Stinkhorns, belonging to the fungal order Phallales, are a group of organisms recognizable for two striking features: their unusual physical forms and their unpleasant smell. These fungi are found in forested areas and mulched gardens across the globe, often appearing suddenly. While many mushrooms use the wind to scatter their microscopic reproductive cells, stinkhorns employ a unique, odor-based strategy for spreading their spores. This reproductive method is responsible for the foul stench that earned them their common name.
The Unusual Development and Appearance of Stinkhorns
The life cycle of a stinkhorn begins underground, enclosed in a structure commonly called a “witch’s egg” or volva, which is a round, gelatinous sac. This initial stage, which can persist for days or weeks, is composed of a leathery outer layer, a thick, jelly-like middle layer, and the compressed embryo of the future fruiting body inside. The “egg” stage provides both protection and the stored resources needed for the fungus’s rapid growth.
When conditions are right, the fungus uses immense internal turgor pressure to erupt from the volva, sometimes reaching full size in just a few hours. The mature forms of stinkhorns vary widely, ranging from the common phallic-shaped Phallus impudicus to the latticed, cage-like structure of Clathrus ruber. This rapid extension results in a hollow, spongy stalk that supports a cap covered in a sticky, olive-green or brown spore mass called the gleba.
The gleba is the reproductive surface, and its sticky texture and color are central to the fungus’s dispersal strategy. The mature fruiting body is structurally fragile and short-lived, designed only for the quick deployment of its spore-bearing slime. Once deployed, the entire structure may only last a day or two before collapsing.
The Chemistry Behind the Foul Odor
The intense, fetid odor of the stinkhorn originates exclusively from the gleba, the dark, slimy mass that contains the spores. This smell is a chemical production designed to mimic the scent of decaying organic matter, such as carrion or feces. The purpose of the odor is to attract specific dispersal agents, which is why the smell develops only when the fungus is fully mature.
Scientific analysis of the volatile organic compounds (VOCs) released by a mature stinkhorn reveals a cocktail of chemicals familiar from decomposition. The most significant contributors to the foul smell are sulfur-containing compounds known as dimethyl oligosulfides, particularly dimethyl trisulfide. These same compounds are responsible for the distinctive stench of rotting meat.
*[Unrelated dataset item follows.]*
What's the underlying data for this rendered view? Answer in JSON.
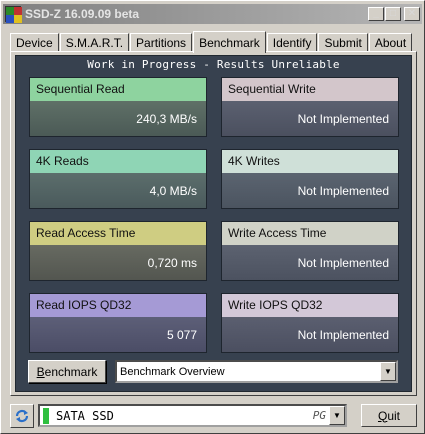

In addition to the sulfur compounds, the volatile profile includes substances like phenol and indole, which are associated with the smell of animal waste. This chemical mimicry is highly effective, as the odor is often described as a combination of sewage, rotting meat, and dung, and can be detected by humans from a considerable distance. The “egg” stage releases a much lower concentration of volatiles and is virtually odorless until maturity.
How Stinkhorns Use Smell for Survival
The scent is an evolutionary adaptation for spore dispersal, a strategy known as mycophily. By producing a smell that simulates decay, the stinkhorn attracts insects that specialize in feeding on or laying eggs in carrion and dung, such as flies and certain beetles. These insects are lured in by the promise of a meal or a nursery for their larvae.
When the flies land on the mature stinkhorn, they encounter the sticky, nutrient-rich gleba. They feed on this spore-laden slime, or the slime adheres directly to their legs and bodies as they walk across the cap. The spores are then physically transported away from the parent fungus as the insects move to new locations.
This insect-mediated dispersal ensures the spores are not merely dropped at the base of the fungus. The consumption of the gleba can also have a laxative effect, meaning the spores are often deposited in feces. This provides a nutrient-rich substrate for the spores to germinate, allowing the fungus to spread its genetic material to distant environments.